Ghosting Prevention and Retention_business man standing headless with smoke instead of his head

It’s not uncommon for things happening outside the workplace to impact things happening in the workplace, and this happens whether for good or for ill.  One of those occurrences is ghosting.

Ghosting Defined

What is ghosting? Basically, it’s when a candidate or new hire will suddenly and without explanation end all communication with a prospective or new employer. This includes not showing up for scheduled interviews, accepting an offer but not arriving for the first day of employment, and disappearing from a current job without notification.

One question many HR professionals have is why is ghosting suddenly “a thing?”  Contributing factors include the tight job market, the labor shortage, and even the way in which many workers prefer to communicate these days – via email or text.  In reality, it’s very hard to ghost someone when that person or company representative is staring you in the face.

And there’s evidence this is on the rise.

According to Robert Half, 28% of workers have backed out of a job after accepting the offer.  Among the reasons given for ghosting an employer:

  • Received a better offer from another company
  • Received a convincing counteroffer from current employer
  • Heard bad things about the company after accepting

In addition, Half points out a handful of cities where ghosting appears to happen more often.

  1. San Diego
  2. San Francisco
  3. Chicago/Houston (tied)
  4. Austin
  5. Miami

This makes sense when you accept the premise ghosting seems to be having an impact on industries that employ large amounts of workers being paid hourly.  It also seems to impact a high number of white collar-level businesses.  Those include health care and technology companies.

Ghosting Prevention

So how do employers try to limit or prevent ghosting?

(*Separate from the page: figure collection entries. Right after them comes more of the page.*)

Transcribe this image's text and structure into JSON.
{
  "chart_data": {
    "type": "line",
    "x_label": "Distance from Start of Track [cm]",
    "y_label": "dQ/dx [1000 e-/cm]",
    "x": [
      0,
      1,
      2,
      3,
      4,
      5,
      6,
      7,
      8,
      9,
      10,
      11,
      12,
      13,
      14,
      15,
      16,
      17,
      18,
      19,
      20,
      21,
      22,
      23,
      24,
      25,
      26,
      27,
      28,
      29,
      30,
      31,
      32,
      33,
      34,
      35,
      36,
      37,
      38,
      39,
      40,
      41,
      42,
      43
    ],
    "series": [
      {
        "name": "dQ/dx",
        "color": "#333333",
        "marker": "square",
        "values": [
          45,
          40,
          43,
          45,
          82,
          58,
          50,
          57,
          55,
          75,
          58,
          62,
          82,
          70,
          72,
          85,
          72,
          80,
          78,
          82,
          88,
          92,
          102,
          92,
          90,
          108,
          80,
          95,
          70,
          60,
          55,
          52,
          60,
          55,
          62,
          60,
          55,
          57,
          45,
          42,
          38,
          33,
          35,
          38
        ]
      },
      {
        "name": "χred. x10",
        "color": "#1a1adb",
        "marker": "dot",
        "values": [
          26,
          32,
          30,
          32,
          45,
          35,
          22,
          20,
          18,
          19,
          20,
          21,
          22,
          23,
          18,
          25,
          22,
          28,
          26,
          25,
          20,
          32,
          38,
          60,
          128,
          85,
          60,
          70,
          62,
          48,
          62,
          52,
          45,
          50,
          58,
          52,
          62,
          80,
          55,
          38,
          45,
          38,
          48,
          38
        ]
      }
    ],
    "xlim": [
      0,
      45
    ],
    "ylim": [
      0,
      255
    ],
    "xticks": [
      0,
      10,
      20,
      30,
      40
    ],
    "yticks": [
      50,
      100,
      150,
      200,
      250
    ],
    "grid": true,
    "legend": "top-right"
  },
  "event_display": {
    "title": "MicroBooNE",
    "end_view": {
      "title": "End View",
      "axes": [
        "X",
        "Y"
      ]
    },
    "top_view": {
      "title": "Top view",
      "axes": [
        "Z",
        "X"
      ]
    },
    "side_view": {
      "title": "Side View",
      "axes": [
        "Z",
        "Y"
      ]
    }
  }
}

One way to do that is through video technology.

Digi-Me’s latest whitepaper, How Video Helps Prevent Ghosting for Recruitment Professionals, discusses how the technology prevents ghosting through better communication and candidate relationship building.  Download the whitepaper here.

Another way to prevent ghosting is the counteroffer strategy.  In the current labor shortage climate, HR and recruiters must always be prepared for a ghosting situation.  The strategy should include a conversation with the new hire that focuses on ways to deal with counteroffers form their current employer.  It may also be beneficial to help the employee prepare his or her resignation specifically discussing what it should look like and feel like in terms of content.

Discuss the onboarding experience with the new hire.  This is the opportunity HR or the recruiter has to get the person excited about coming to work at the company.  By providing the onboarding information up front, it helps the new hire get comfortable with his or her decision to accept the offer.

RELATED:  Onboarding Success in 4 Steps

Another related strategy deals with pre-boarding.  It’s important not to disconnect from the new hire.  Make sure to stay in constant contact.  For HR professionals or recruiters, losing this connection can very easily transition to a ghosting situation.  During this time, it’s important to continue to discuss the company culture and to make them feel welcomed long before they walk in the door on their first day.

Communication is Key

The most important part of the overall strategy is communication.  Companies have to be transparent with their new hires and they have to cherish the connection made during the process.  Ghosting prevention starts there.  Is this going to prevent ghosting all around?  The answer is simply no, but it can help deter a new hire from considering the action.  And it goes a long way to retaining that worker down the line.